The book says the ISI ‘expected ULFA to be totally submissive, which irked Baruah no end’.

‘He was not willing to bow down before the agency and accept all its diktats, such as taking regular commands for operations to be conducted in Assam. At some point, he was convinced that their association with the ISI had reached a dead end. He abruptly stood up in the last meeting and left the venue with a ‘goodbye’,’ the author writes.

But the ISI ‘knew that Baruah was a prize catch who could not be allowed to get offended’.

The agency knew that many benefits could be reaped from the ULFA, including access to other separatist groups from the northeast who could be trained in Pakistan, the book, which was launched here on Saturday, claims.

‘So, the agency not only allowed the second batch to complete its training but also soon instructed its officials at the embassy in Dhaka to request Baruah to dispatch the next batch. This he did, and also landed at the ISI headquarters in Rawalpandi… The spat was not only over but it had sealed a deal that was to endure for many years,’ the book, published by HarperCollins India, says.

The modules offered to the cadres were of different durations ranging from 17 days to three months.

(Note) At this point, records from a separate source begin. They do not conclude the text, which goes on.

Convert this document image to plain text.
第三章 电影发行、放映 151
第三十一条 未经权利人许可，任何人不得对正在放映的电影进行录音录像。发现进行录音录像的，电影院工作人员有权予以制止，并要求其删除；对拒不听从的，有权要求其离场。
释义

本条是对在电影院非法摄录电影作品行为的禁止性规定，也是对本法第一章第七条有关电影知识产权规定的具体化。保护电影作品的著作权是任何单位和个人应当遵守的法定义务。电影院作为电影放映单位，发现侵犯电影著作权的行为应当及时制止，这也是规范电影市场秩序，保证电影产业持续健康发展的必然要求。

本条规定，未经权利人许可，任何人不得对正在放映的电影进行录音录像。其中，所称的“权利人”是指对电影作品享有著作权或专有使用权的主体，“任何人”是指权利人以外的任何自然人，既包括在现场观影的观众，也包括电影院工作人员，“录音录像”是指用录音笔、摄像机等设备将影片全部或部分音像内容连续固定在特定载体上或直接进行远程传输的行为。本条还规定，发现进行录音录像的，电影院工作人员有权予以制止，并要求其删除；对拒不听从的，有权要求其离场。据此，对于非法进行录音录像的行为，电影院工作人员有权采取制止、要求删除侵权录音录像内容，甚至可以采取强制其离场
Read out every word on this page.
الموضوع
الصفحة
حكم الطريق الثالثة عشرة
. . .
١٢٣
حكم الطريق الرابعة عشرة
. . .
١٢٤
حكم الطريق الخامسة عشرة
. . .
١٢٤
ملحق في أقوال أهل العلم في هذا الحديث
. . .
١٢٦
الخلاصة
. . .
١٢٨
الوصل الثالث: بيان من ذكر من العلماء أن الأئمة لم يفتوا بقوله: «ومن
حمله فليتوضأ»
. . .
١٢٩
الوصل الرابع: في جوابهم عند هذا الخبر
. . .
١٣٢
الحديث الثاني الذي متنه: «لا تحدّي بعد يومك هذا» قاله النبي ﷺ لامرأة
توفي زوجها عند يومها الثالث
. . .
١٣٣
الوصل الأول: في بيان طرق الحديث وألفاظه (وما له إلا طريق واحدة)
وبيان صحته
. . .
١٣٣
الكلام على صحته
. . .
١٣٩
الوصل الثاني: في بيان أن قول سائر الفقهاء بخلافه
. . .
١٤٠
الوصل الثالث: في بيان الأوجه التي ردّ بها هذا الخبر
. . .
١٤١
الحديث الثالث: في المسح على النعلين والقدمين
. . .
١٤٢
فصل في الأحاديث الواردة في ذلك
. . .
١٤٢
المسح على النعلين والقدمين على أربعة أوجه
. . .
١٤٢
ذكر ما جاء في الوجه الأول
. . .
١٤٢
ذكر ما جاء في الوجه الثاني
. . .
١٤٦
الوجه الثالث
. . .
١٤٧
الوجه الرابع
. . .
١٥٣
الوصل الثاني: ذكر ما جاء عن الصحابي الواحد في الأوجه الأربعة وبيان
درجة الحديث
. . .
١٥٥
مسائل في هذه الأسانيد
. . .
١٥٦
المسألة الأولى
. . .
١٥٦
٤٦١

It also says that Lt Gen Asfaq Pervez Kayani, who was later appointed chief of ISI, interacted and shook hands with a batch of ULFA functionaries when they were undergoing training in that country. Kayani succeeded Gen Pervez Musharraf as the chief of Pakistan army in 2007.

The book also describes how Baruah was imprisoned for over two months in Bangladesh by the country’s intelligence agency Directorate General of Forces Intelligence.

The episode unfolded in mid-1993 after a consignment of sophisticated weapons sourced from Romania in a ship was confiscated by police at Chittagong. Baruah along with another senior functionary was taken into DGFI custody and kept at the Mirpur military cantonment after they approached the intelligence agency to release the weapons.